Indef: Intervensi BI menjaga rupiah masih belum cukup



KONTAN.CO.ID - JAKARTA. Bank Indonesia (BI) telah menempuh sejumlah langkah untuk memperkuat stabilitas perekonomian, termasuk nilai tukar rupiah.

Gubernur BI Perry Warjiyo selalu menekankan bahwa dalam menjaga nilai tukar rupiah, bank sentral salah satunya melakukan upaya triple intervention yang lebih intensif, baik di pasar spot, Domestic Non Delivery Forward (DNDF), maupun pembelian surat berharga negara (SBN) di pasar sekunder.

Perry juga menegaskan bahwa BI berkomitmen untuk menjaga nilai tukar rupiah agar tetap sesuai fundamentalnya, sehingga nanti di akhir tahun mampu menguat ke Rp 15.000 per dolar Amerika Serikat (AS).


Baca Juga: Dibayangi kekhawatiran corona, rupiah bakal lanjut tertekan

Meski begitu, ekonom Institute For Development of Economics and Finance (INDEF) Bhima Yudhistira mengatakan bahwa intervensi yang telah dilakukan BI masih belum cukup untuk menjaga nilai tukar rupiah.

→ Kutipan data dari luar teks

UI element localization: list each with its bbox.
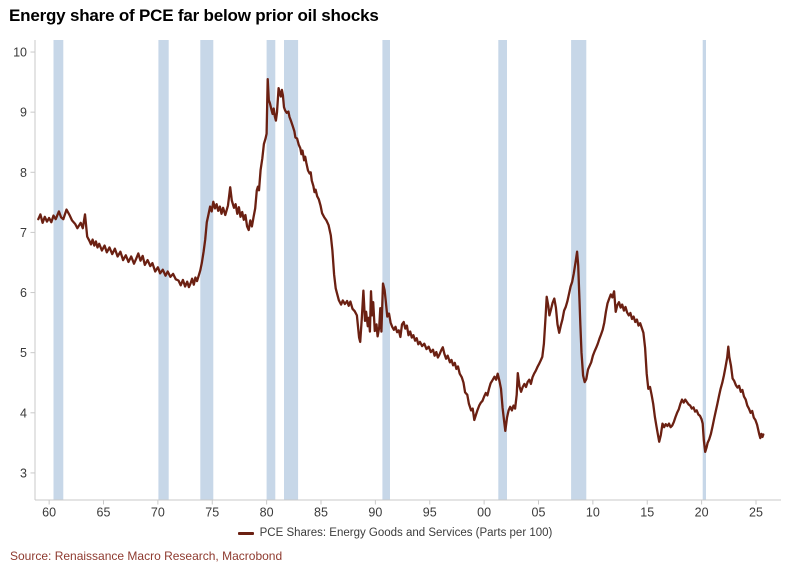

Menurutnya, BI mesti menambah langkah lagi untuk memperkuat upaya tersebut. Bhima pun memberi contoh, yaitu dengan memberi suntikan insentif untuk Devisa Hasil Ekspor (DHE) agar bisa mendorong eksportir untuk mengonversikan DHE nya ke rupiah.

"Insentif DHE memang dirasa masih kurang bagi pelaku usaha," ujar Bhima kepada Kontan.co.id, Jumat (3/4).

Selanjutnya, Bhima juga menyarankan agar bank sentral memperkokoh second line of defense-nya. Memang, Indonesia saat ini memiliki bantalan pertama untuk manajemen risiko yaitu cadangan devisa (cadev) yang diklaim Perry masih lebih dari cukup.

Namun, Bhima melihat bahwa bila dibandingkan dengan negara lain, kesiapan cadev dalam negeri masih lebih rendah porsinya terhadap produk domestik bruto (PDB).

Baca Juga: Indonesian firms face $4 bln debt wall as rupiah slides

Bhima pun menjelaskan, bahwa perbandingan cadangan devisa (cadev) terhadap PDB Indonesia menurut data CEIC per 2019 adalah sebesar 10,9% dan trennya terus mengalami penurunan.

Sementara itu, rasio cadev terhadap PDB negara lain seperti Malaysia mencapai 27,2%, Thailand 29,4%, dan Filipina 21,7%.

"Artinya, dibandingkan negara lain di Asean, Indonesia masih kecil amunisinya untuk menjaga stabilitas kurs rupiah," jelasnya.

Untuk memperkokoh bantalan keduanya, Bhima menyarankan agar Indonesia harus aktif mencari mitra untuk menambah kerja sama local currency settlement (LCS).

Menurutnya, bisa mulai dari negara-negara yang belum bekerjasama LCS dengan Indonesia di ASEAN, seperti Vietnam dan Filipina.